To avoid this we need to escape our egos, escape the identities that encourage doubt and instead get lost in the identities that excite us. Some people get so wrapped up in their lives they climb mountains or bungie jump off of bridges to escape them. You do not need to be this extreme, but if you are trained well and practice safety, then by all means go paragliding.
For me, however, I participate in activities that help me lose myself. That are so attractive and entertaining that I forget how quickly time passes or that my body is tired. This activity should be a bit therapeutic, maybe even classified as a stress reliever. My boyfriend sometimes attempts to play videos games to help him stop worrying, if only for a time. I, however, do drag. I cake myself in makeup, creating a piece of art really, and I will often forget what time it is or that yesterday I had a complete breakdown because I worried that neighbors were staring at me.
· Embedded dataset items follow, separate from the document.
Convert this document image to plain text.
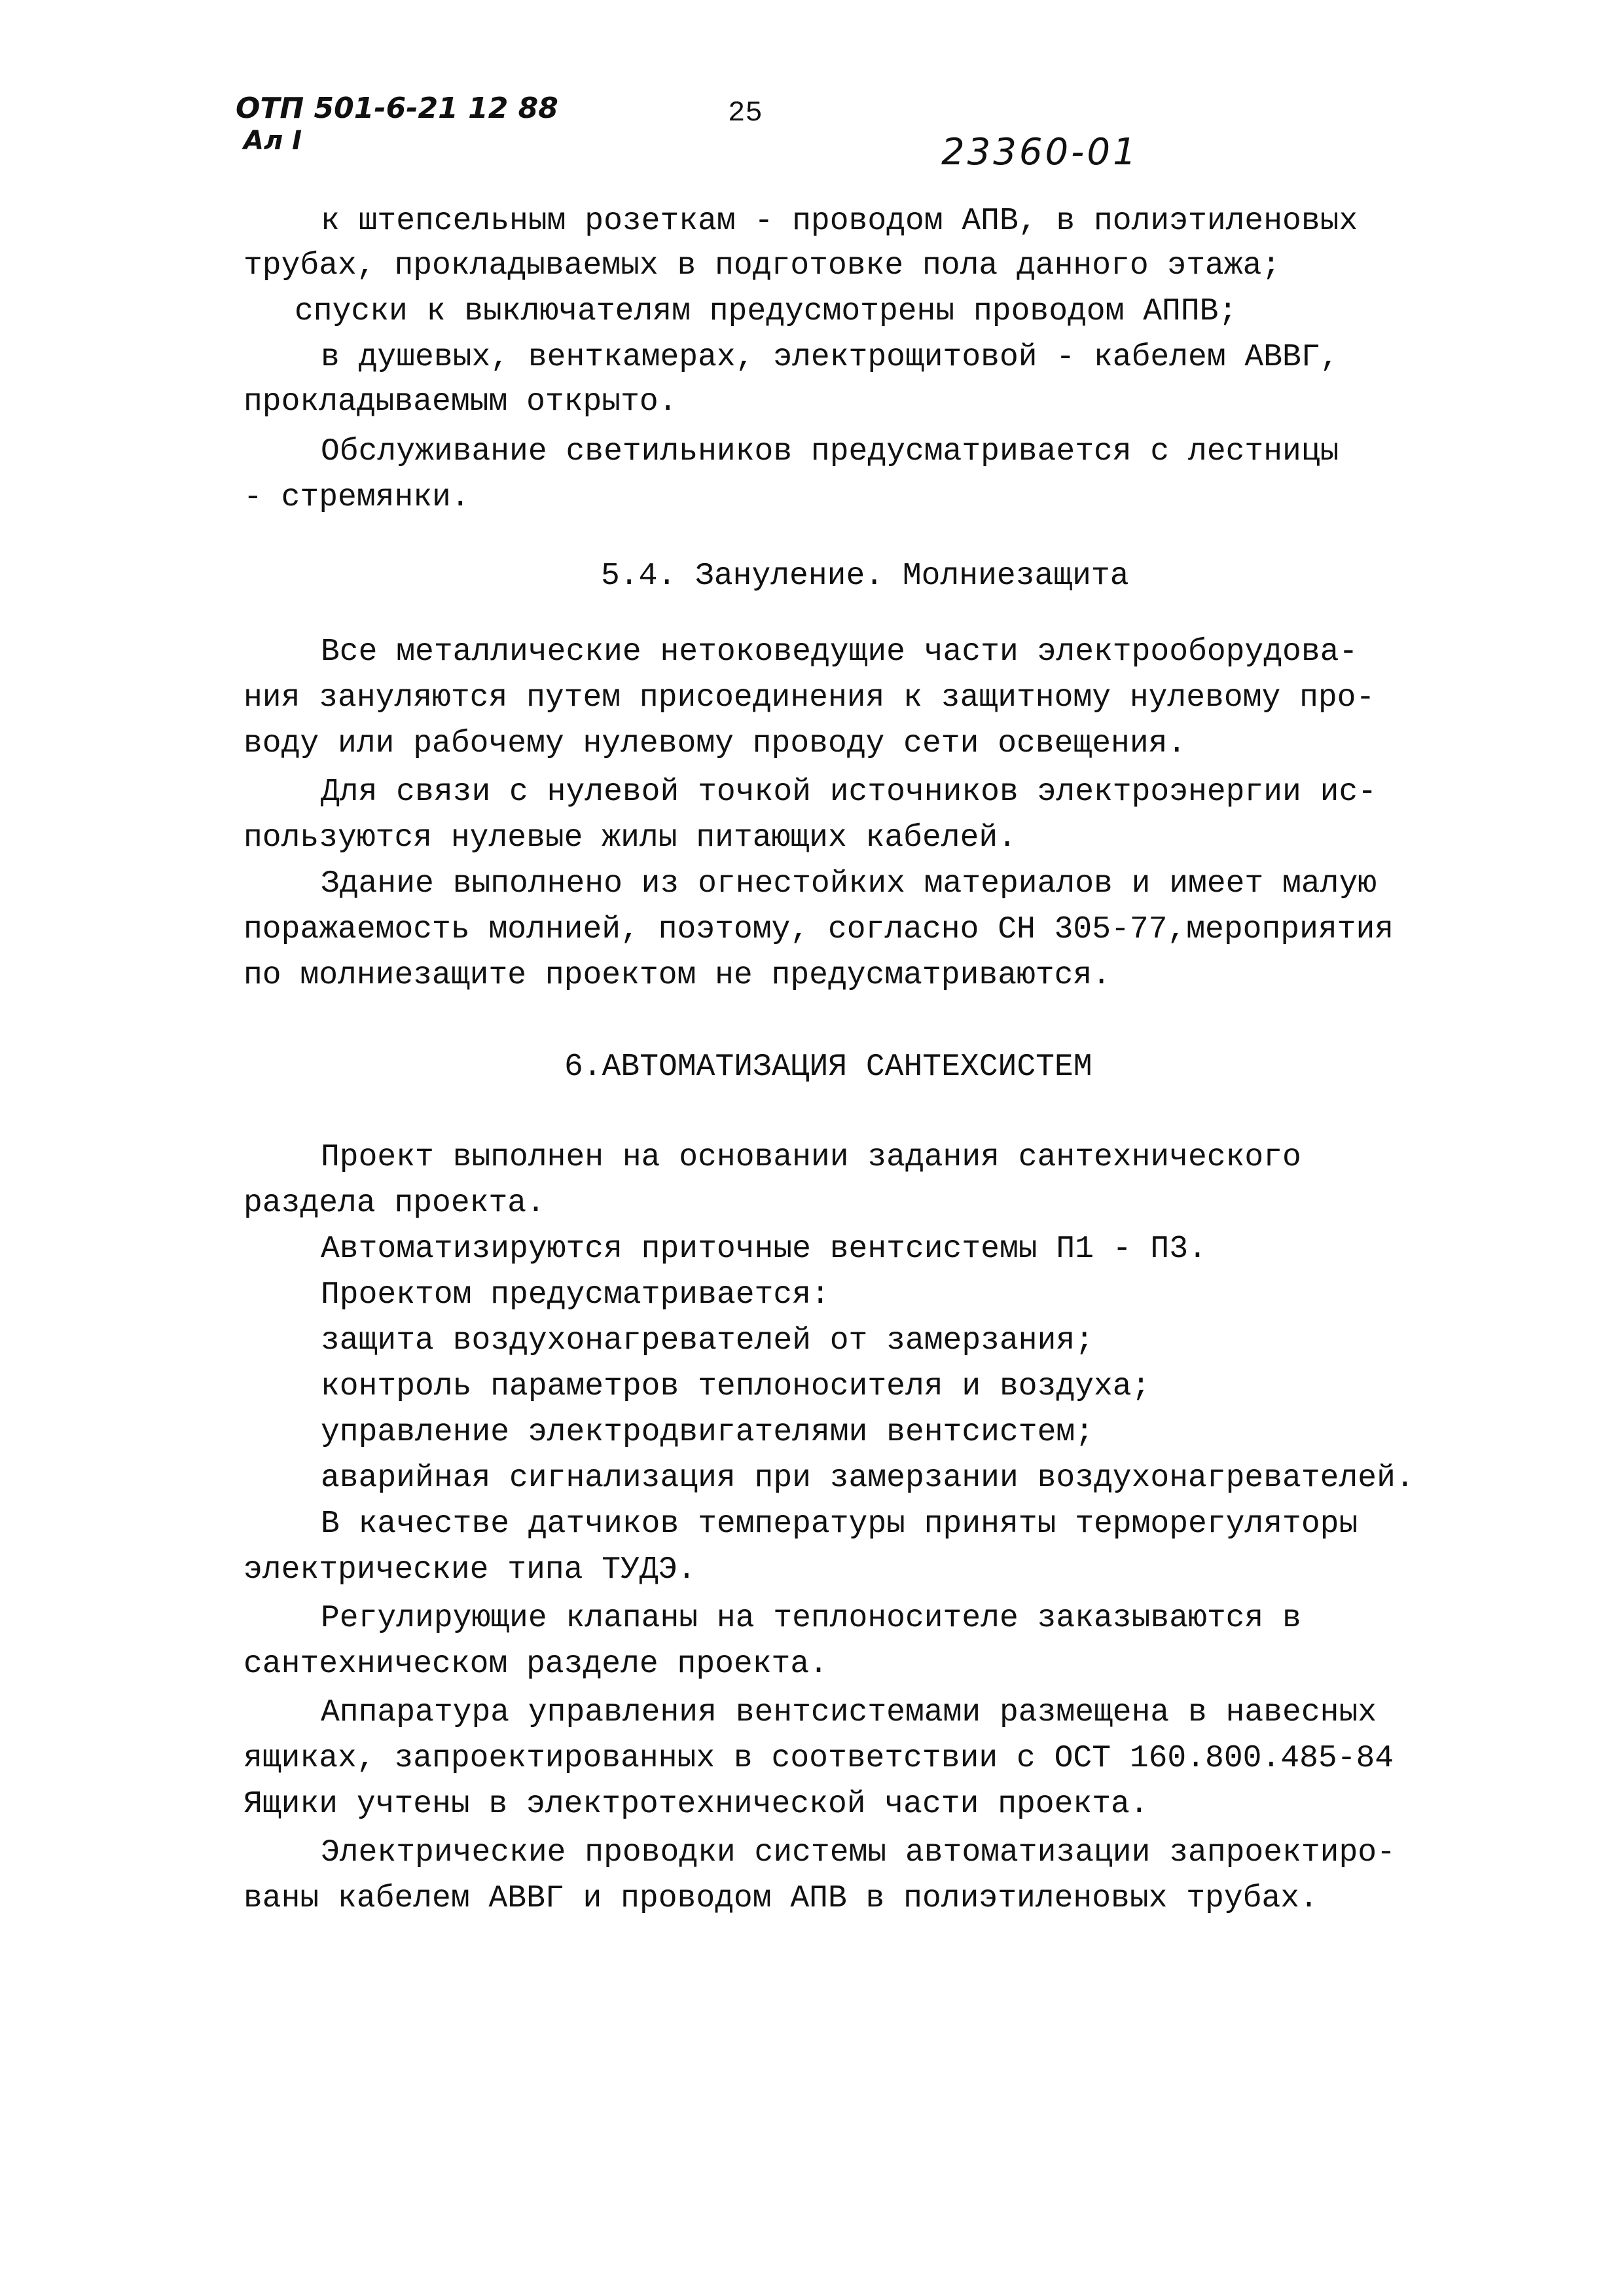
ОТП 501-6-21 12 88
Ал I
25
23360-01
к штепсельным розеткам - проводом АПВ, в полиэтиленовых
трубах, прокладываемых в подготовке пола данного этажа;
спуски к выключателям предусмотрены проводом АППВ;
в душевых, венткамерах, электрощитовой - кабелем АВВГ,
прокладываемым открыто.
Обслуживание светильников предусматривается с лестницы
- стремянки.
5.4. Зануление. Молниезащита
Все металлические нетоковедущие части электрооборудова-
ния зануляются путем присоединения к защитному нулевому про-
воду или рабочему нулевому проводу сети освещения.
Для связи с нулевой точкой источников электроэнергии ис-
пользуются нулевые жилы питающих кабелей.
Здание выполнено из огнестойких материалов и имеет малую
поражаемость молнией, поэтому, согласно СН 305-77,мероприятия
по молниезащите проектом не предусматриваются.
6.АВТОМАТИЗАЦИЯ САНТЕХСИСТЕМ
Проект выполнен на основании задания сантехнического
раздела проекта.
Автоматизируются приточные вентсистемы П1 - П3.
Проектом предусматривается:
защита воздухонагревателей от замерзания;
контроль параметров теплоносителя и воздуха;
управление электродвигателями вентсистем;
аварийная сигнализация при замерзании воздухонагревателей.
В качестве датчиков температуры приняты терморегуляторы
электрические типа ТУДЭ.
Регулирующие клапаны на теплоносителе заказываются в
сантехническом разделе проекта.
Аппаратура управления вентсистемами размещена в навесных
ящиках, запроектированных в соответствии с ОСТ 160.800.485-84
Ящики учтены в электротехнической части проекта.
Электрические проводки системы автоматизации запроектиро-
ваны кабелем АВВГ и проводом АПВ в полиэтиленовых трубах.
Getting lost not only encourages resistance to worry, but it can also center your headspace. Have you every had a bout of worry and then suddenly you watched reality tv for an hour, and when you turned the tv off you reminded yourself of your worry. This is a prime example that it is not always or exclusively your situation and your body that define your worry, but it is that pesky self that is hexing you. And now we have a practice that helps us say, "hey you, yeah I get it. That's very sweet, but you need to leave." Having a mindful practice and a tactile practice can set you on your way to the happiness you deserve.
Step 3:
Find your tribe, you know, those people that get you, who understand you a little bit better than others, who share your interests. It is great to be mindful of the self and to have practices to escape it, but it can be quite difficult to do so on your own without someone to talk about the things that interest you using the appropriate lingo, and being a part of a community that shares an understanding as well as a vocabulary.
For example, I love talking about Drag Race. I love it so much I watch people on YouTube talk about it and I pretend I'm right beside them laughing and providing my opinions. Whenever I feel a little bit alone in the world because my ego is defining myself as having no friends, YouTube is a great place to reach out to a world of people who share your interest in your meditative practice, be it mindful thinking or designing makeup. FaceBook, Reddit, Instagram and other places are also great but I feel YouTube is particularly accessible, easily genuine and also immediate.
For me, there is some weight in maintaining a channel and interacting with others. It is a place where I can share who I am and what my interests are by way of film, a very personal medium. And, I watch others be filmed, sharing their personal spaces as they do the things that define who they are and sometimes define who I am too, or at least the identities that are attractive and entertaining.
I hope these steps to mindfulness are useful for you wherever you may be in your day, week or life. Perhaps it could be useful to write these steps down in a cute notebook or on your fridge:
Step 1: Release Identity
Step 2: Get Lost
Step 3: Find Your Tribe
Let me know if you try this mindfulness practice or if you have any questions. It was a pleasure to be with you today and I hope you enjoy the rest of your wonderful splendiferous day.